Le téléphone pesait une tonne dans sa main. La lavande au loin ondoyait, indifférente.
— Je ne comprends pas. On nous a dit… Ma mère a toujours dit…
— Votre mère est une femme remarquable, je ne doute pas de sa bonne foi. Mais nous avons des documents. Des photographies. Votre père était présent à un endroit très précis, à une date très précise, trois jours avant son prétendu accident. Et cet endroit… c'est la gare de Lyon, à Paris. Devant un dépôt de presse qui a été perquisitionné le mois suivant pour trafic de documents classifiés.
Le silence qui suivit était plein de tout ce qui n'avait jamais été dit.
— Je peux vous envoyer le dossier par coursier. Vous voulez que je vous le dépose où ?

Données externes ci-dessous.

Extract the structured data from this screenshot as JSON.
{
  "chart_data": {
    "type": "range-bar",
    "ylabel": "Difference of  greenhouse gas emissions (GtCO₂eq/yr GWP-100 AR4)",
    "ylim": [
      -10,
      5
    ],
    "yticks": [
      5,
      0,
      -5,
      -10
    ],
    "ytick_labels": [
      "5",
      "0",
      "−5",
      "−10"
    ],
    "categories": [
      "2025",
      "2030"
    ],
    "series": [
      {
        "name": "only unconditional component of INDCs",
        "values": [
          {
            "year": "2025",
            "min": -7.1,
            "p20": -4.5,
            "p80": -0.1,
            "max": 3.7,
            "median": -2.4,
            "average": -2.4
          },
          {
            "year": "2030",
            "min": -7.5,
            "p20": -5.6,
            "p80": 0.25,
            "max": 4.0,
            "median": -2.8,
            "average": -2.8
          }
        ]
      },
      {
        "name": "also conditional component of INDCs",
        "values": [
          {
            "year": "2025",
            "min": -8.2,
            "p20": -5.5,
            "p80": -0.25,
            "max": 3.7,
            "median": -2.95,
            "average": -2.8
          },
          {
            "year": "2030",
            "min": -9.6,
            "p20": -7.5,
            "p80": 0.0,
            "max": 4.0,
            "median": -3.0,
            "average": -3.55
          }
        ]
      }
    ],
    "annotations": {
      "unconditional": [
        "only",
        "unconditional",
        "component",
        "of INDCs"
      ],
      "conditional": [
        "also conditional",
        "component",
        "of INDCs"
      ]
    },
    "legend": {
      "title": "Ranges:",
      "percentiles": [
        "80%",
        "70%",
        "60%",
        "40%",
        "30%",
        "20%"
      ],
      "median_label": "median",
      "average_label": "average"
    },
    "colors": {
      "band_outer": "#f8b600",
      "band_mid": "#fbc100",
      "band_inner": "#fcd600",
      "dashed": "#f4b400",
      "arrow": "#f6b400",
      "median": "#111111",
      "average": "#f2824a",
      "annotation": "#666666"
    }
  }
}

Camille regarda l'auberge. Julien leva la tête, la vit pâle, et fronça les sourcils. Elle lui fit signe d'un geste vague pour le rassurer — mais ses doigts tremblaient.
— Le Mas des Oliviers, route de Lourmarin, dit-elle, la voix étonnamment stable. Derrière le panneau Lavender – La Lampe Rose. Je serai là ce soir.
— Bien. Vous aurez tout demain matin.
Elle raccrocha. Le monde n'était plus tout à fait le même. Elle s'arrêta un instant sur le seuil du jardin, le regard perdu vers les champs, puis rentra dans la cuisine rassurante, chaude et pleine d'odeurs de safran, où rien encore ne lui avait appris que les fantômes de son passé avaient des dossiers, des adresses et des enquêteurs privés.
Julien apparut dans l'encadrement.
— Ça va ?
— Oui. Un mauvais client qui s'énerve à propos d'une réservation. Rien de grave.
Elle mentait, et le tissu du mensonge la démangeait déjà. Mais dans sa main, le téléphone restait brûlant, comme si la vérité qu'on venait de lui offrir pouvait encore la consumer.